Graph the equation y = - 5 * (x) ^ 2 + 1 Which of the following statements about the graph is correct? (1 point) The parabola will have a vertex at (0, 0) The parabola will have a vertex at (1, 0) The parabola will open downwards. The parabola will have a vertex at (- 1, 0)
The correct statement about the graph is: The parabola will have a vertex at (0, 0).
Are you sure
Apologies for the confusion. My previous response was incorrect.
To determine the vertex of the parabola represented by the equation y = -5x^2 + 1, we can observe that this is a downward-opening parabola.
The general form of the equation for a downward-opening parabola is y = ax^2 + bx + c, where a is a negative value. In this case, a = -5, which indicates a downward-opening parabola.
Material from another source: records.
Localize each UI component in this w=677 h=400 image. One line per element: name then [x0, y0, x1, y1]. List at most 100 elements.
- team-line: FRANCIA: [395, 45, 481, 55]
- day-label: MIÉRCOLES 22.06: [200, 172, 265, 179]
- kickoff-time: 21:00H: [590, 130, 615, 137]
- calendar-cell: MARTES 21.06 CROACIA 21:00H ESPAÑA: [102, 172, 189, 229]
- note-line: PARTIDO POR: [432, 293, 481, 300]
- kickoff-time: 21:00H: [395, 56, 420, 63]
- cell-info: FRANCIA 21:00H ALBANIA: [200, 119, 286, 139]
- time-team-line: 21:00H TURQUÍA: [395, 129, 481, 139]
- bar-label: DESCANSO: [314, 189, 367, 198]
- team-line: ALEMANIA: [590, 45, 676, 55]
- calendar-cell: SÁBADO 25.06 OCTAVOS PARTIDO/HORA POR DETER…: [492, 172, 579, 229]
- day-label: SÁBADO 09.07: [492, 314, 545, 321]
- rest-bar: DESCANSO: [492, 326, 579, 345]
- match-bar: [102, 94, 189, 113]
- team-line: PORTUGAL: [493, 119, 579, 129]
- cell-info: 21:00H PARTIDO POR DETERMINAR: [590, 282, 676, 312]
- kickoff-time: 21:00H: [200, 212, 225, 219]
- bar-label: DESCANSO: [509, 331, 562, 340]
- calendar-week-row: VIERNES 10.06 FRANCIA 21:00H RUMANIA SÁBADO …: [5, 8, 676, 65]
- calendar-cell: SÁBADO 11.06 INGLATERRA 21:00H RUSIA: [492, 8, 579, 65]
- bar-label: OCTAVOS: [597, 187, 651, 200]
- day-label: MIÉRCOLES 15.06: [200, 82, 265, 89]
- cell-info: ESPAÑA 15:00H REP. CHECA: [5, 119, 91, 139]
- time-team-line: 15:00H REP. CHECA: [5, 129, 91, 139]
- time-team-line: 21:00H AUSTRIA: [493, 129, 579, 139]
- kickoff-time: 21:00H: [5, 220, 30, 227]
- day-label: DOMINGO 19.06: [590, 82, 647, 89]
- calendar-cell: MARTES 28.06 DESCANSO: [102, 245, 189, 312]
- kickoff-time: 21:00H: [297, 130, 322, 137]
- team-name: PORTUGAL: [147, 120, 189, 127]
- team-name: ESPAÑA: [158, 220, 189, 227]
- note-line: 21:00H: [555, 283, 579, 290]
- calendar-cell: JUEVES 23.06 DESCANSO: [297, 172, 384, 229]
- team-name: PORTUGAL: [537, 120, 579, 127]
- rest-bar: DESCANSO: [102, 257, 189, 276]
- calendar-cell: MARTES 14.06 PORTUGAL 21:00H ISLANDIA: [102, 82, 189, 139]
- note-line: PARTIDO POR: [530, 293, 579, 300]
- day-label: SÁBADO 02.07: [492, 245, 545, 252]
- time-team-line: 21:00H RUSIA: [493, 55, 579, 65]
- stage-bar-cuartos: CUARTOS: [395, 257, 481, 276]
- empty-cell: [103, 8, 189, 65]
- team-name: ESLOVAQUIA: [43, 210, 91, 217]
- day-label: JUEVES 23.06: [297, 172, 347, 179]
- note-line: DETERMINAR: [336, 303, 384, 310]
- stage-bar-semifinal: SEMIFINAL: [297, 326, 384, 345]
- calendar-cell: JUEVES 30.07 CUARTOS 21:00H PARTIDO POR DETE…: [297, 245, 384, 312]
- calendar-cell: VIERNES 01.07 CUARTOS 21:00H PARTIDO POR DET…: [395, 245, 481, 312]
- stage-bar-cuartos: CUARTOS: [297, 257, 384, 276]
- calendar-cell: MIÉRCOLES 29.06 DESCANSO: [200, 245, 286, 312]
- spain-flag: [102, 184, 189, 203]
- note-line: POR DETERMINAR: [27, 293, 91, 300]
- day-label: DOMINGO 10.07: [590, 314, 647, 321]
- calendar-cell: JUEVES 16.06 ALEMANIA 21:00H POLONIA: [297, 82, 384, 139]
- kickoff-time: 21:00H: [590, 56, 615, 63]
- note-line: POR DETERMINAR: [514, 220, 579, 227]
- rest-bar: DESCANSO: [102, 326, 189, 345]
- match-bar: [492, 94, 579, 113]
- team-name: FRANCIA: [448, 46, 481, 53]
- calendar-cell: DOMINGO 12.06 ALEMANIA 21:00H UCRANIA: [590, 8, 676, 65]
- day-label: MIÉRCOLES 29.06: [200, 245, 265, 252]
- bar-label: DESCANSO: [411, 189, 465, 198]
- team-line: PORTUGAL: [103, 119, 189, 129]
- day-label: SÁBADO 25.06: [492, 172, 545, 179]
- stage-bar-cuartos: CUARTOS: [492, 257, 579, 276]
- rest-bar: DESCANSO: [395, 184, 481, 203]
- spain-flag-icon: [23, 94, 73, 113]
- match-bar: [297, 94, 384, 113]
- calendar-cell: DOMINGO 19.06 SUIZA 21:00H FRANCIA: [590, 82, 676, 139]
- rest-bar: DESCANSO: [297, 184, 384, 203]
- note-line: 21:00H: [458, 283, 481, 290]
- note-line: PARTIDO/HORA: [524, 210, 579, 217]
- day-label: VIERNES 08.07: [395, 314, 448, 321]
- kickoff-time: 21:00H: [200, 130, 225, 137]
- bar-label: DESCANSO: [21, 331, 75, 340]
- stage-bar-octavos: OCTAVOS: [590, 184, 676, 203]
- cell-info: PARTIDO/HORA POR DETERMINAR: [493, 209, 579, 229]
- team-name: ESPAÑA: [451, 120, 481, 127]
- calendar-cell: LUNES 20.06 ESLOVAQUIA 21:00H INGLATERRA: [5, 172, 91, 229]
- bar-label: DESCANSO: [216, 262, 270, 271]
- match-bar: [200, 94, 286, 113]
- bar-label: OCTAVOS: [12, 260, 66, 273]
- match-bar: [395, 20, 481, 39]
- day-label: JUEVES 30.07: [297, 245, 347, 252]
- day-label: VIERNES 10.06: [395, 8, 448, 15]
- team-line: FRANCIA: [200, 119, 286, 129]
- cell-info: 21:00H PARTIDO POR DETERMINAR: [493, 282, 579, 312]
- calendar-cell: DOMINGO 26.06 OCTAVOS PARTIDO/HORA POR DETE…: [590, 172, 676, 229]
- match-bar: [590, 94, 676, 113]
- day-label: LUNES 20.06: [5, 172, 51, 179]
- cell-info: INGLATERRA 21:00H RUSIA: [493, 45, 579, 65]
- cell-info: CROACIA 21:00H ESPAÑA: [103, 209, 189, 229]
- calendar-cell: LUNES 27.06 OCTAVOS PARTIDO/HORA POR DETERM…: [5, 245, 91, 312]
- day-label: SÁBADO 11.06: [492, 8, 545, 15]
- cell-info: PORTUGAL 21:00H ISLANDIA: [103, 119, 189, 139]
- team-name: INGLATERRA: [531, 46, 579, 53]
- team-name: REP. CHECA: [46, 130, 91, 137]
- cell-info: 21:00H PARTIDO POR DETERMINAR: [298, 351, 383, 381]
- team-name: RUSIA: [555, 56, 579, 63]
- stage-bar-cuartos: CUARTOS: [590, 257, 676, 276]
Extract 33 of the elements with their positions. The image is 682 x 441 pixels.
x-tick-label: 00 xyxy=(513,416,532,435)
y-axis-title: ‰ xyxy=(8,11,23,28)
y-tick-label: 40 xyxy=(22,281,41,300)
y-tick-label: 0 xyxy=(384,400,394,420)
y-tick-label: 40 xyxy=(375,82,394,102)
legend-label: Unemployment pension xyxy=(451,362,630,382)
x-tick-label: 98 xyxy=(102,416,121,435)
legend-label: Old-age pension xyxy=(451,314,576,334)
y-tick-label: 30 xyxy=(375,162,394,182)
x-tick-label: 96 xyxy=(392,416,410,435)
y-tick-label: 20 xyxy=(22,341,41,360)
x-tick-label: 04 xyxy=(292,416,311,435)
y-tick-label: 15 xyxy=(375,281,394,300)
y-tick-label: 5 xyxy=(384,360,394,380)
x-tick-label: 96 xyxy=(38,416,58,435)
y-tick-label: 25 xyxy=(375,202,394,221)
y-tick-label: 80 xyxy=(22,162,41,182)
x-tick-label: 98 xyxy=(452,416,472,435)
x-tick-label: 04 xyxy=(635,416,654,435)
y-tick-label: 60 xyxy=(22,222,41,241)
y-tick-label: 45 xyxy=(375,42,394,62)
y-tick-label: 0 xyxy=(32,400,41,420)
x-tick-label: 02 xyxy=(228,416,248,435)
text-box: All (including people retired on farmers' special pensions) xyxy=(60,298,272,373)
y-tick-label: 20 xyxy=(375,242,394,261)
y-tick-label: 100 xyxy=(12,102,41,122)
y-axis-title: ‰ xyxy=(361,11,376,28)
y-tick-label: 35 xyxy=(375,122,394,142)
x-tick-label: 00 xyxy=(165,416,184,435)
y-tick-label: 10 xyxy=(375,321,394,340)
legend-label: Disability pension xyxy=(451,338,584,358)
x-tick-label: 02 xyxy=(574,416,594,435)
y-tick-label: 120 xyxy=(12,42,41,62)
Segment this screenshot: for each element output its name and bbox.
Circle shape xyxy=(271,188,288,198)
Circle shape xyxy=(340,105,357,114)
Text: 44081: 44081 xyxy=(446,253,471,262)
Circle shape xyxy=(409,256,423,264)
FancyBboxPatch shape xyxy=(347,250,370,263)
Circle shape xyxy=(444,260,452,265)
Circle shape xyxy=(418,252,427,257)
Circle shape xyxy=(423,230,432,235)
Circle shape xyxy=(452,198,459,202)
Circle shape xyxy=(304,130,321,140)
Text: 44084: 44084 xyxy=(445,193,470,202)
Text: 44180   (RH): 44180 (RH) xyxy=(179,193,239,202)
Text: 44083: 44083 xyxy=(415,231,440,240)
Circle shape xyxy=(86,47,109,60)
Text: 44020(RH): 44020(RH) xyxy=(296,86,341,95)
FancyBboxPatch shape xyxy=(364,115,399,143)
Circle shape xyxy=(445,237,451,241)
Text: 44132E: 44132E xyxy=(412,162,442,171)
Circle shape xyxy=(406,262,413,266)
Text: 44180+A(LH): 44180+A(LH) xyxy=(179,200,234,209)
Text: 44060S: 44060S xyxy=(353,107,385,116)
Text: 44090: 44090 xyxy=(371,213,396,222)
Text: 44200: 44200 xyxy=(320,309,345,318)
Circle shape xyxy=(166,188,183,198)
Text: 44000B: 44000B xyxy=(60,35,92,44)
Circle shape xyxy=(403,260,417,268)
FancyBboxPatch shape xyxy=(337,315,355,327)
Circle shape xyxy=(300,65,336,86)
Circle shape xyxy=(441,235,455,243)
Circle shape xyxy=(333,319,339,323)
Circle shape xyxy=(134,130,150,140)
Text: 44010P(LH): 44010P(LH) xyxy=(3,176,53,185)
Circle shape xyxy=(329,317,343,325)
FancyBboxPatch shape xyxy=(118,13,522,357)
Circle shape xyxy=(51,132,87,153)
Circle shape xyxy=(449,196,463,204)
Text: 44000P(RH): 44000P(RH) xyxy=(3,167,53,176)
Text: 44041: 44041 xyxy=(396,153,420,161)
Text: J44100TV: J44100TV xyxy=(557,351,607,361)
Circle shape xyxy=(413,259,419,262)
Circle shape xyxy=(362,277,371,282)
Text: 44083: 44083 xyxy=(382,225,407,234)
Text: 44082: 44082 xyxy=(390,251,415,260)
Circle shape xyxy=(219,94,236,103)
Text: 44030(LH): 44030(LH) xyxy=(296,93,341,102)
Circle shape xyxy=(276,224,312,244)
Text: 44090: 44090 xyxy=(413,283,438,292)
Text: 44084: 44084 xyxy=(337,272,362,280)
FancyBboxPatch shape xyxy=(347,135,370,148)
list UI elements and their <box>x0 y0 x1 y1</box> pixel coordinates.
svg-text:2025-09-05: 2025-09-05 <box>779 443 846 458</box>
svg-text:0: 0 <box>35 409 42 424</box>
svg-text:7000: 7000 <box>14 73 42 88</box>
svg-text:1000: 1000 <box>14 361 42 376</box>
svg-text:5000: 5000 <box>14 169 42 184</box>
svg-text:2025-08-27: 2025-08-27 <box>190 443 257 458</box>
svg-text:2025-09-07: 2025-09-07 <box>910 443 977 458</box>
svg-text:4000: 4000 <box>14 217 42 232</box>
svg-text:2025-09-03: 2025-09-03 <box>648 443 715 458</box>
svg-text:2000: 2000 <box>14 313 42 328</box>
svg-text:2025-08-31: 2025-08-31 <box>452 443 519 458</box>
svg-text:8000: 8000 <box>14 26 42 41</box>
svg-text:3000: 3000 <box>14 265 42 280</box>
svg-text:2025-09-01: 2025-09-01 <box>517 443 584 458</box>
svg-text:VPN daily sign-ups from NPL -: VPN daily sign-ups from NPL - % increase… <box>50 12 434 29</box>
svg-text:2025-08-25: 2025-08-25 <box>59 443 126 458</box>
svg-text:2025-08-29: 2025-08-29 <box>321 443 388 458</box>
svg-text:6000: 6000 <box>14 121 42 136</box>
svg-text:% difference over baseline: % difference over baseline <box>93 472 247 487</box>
To find the vertex, we can use the formula x = -b / (2a). Here, b = 0 and a = -5.
x = -0 / (2 * -5) = 0.
Therefore, the vertex of the parabola y = -5x^2 + 1 is at (0, 1).
So, the correct statement about the graph is: The parabola will have a vertex at (0, 1).
R u sure
Apologies for the mistake in my previous response. Let me correct it.
The equation represents a parabola with a leading coefficient of -5, indicating a downward-opening parabola.
To find the vertex, we can use the formula x = -b / (2a). In this equation, a = -5 and b = 0.
x = -0 / (2 * -5) = 0.
Since x = 0, we can substitute this value into the equation to find the corresponding y-coordinate:
y = -5(0)^2 + 1 = 1.
Therefore, the vertex of the parabola represented by the equation y = -5x^2 + 1 is (0, 1).
So, the correct statement about the graph is: The parabola will have a vertex at (0, 1).